Все о моей матери

Юлия Харитонова Харитонова
Кто ты, мамочка? Какие заклинания ты беззвучно выкрикивала по ночам, вглядываясь в мое заспанное безмятежное лицо с теплым шрамом от подушки? Какие доспехи ковала мне из своих несчастий и раздавленных иллюзий? Почему настаивала свою любовь на моих страхах и цедила через сито недоверия?


Я была пластилином в твоих руках. Разве этого не достаточно, чтобы утешиться и перестать записывать в мой долговой лист свои безнадежные попытки, свои претензии к миру? Меня не нужно было учить любви и милосердию. Я все это умела при рождении. И могла научить тебя, если бы ты только прислушивалась к моему легкому дыханию, сотканному из радостных ожиданий.
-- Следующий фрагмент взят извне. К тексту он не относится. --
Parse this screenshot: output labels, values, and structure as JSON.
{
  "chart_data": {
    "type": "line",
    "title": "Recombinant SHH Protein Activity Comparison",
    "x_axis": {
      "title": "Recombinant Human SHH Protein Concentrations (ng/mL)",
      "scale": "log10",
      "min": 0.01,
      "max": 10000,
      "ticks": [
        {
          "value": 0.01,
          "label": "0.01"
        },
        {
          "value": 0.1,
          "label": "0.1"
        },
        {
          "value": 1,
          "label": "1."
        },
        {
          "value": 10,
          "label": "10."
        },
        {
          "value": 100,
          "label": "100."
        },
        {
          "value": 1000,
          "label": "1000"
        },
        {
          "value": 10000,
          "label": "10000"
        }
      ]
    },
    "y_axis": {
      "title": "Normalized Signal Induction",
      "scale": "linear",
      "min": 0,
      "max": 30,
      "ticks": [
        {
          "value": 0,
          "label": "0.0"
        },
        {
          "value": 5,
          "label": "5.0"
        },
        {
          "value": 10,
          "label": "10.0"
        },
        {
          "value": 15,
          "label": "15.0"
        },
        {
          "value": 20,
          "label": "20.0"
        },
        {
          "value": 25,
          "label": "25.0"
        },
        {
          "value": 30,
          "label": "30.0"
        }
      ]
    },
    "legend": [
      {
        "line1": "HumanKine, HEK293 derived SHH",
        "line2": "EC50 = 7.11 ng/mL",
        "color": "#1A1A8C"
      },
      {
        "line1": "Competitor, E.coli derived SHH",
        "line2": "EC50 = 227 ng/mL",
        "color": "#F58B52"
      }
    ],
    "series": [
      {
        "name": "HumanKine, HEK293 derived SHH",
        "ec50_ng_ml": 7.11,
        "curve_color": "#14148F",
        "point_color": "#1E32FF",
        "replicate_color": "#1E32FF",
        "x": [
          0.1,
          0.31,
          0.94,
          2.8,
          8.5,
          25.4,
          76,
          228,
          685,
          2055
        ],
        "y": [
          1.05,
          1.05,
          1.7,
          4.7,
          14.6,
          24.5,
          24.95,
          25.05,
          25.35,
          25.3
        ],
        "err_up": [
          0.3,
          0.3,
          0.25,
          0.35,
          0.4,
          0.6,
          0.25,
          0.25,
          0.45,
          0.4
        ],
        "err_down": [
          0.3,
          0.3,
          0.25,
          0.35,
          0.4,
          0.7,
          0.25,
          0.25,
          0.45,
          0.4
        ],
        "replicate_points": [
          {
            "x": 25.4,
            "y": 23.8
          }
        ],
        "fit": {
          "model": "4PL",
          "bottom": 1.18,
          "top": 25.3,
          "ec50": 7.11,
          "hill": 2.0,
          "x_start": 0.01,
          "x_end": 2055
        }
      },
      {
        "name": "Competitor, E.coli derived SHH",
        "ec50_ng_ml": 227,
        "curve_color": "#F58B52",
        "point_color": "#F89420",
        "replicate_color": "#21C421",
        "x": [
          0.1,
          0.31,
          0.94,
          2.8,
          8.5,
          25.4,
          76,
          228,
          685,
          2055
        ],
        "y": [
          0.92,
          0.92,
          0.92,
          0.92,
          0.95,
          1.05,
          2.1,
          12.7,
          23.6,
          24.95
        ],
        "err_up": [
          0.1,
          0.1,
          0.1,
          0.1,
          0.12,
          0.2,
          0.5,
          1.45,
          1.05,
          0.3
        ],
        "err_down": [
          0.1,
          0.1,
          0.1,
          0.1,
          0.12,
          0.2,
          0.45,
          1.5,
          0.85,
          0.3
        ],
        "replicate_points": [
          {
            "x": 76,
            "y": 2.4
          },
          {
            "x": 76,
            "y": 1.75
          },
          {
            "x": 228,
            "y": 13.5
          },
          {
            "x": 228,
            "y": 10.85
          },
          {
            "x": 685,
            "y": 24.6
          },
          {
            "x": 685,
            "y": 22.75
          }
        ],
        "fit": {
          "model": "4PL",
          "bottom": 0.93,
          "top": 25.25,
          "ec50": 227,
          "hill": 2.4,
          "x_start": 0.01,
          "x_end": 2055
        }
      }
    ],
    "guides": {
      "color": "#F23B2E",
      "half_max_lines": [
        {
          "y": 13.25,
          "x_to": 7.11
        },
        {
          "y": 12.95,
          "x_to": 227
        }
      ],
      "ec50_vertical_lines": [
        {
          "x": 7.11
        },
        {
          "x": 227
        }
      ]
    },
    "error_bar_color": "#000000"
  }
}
Но яйца курицу не учат, гласит надменная народная мудрость. А раз так, то надо заранее продезинфицировать и перевязать все возможные раны, которые дитя может получить от жестокой несправедливой жизни. Заранее обложить ватой запретов и пугающих историй о том, например, как одна девочка не берегла девственность и стала несчастной. Ах, мама, теперь в моем арсенале есть история про девочку, которая берегла оную девственность как сокровище и…стала несчастной. Далее следует философский вопрос – а в девственности ли дело, мамочка?


Ты так яростно перекраивала на глазок мое естество только потому, что твое собственное мучительно страдало, и когда наряд успешной жизни был сшит и сверкал стразами твоих представлений о моем благополучии, оказалось, что он не просто мне не идет, он гротескно велик, он болтается, потому что он с чужого плеча, потому что ты шила на себя! Когда я послушно натянула его, то оказалось, что это нафталиновое пальто огородного пугала. Как же бессильно ты рыдала тогда, я не могла тебя успокоить. А рыдать-то надо было мне, мамочка! Мою печаль ты всегда должна была утолять, всегда мою, в этом суть материнства… А ты взялась за перепланировку и гневно снесла к чертовой матери перегородку между своей и моей жизнью, чтобы она не мешала хотя бы язвительно комментировать любые мои попытки жить.


Тебе было не занимать решимости по поводу событий моей жизни, при этом в своей собственной ты никогда не могла ничего решить. Кроме решения не жить. Ты с размаху бросилась в смертельный недуг, и несколько долгих лет проваливалась в личный ад, крепко держа умоляющими пальцами мою ладонь. Папа смиренно пошел за тобой в безумие и болезнь, наконец, доказав свою верность тебе.


Как долго ты прятала от меня свою растерянность и ужас перед жизнью. Как боялась, что я не прощу тебе своих ошибок, как ты не смогла простить своей матери. Как по-детски обвиняла меня, отца, обстоятельства, не дающие тебе разглядеть горизонт, за которым бесконечно безбрежное твое счастье. Я разглядела, мамочка. Теперь я смотрю за горизонт глазами своей дочери, не размышляя о доверии. Мы с ней знаем, что там. Там за горизонтом - океан любви. Он велик так же, как мучительно велика моя любовь к тебе!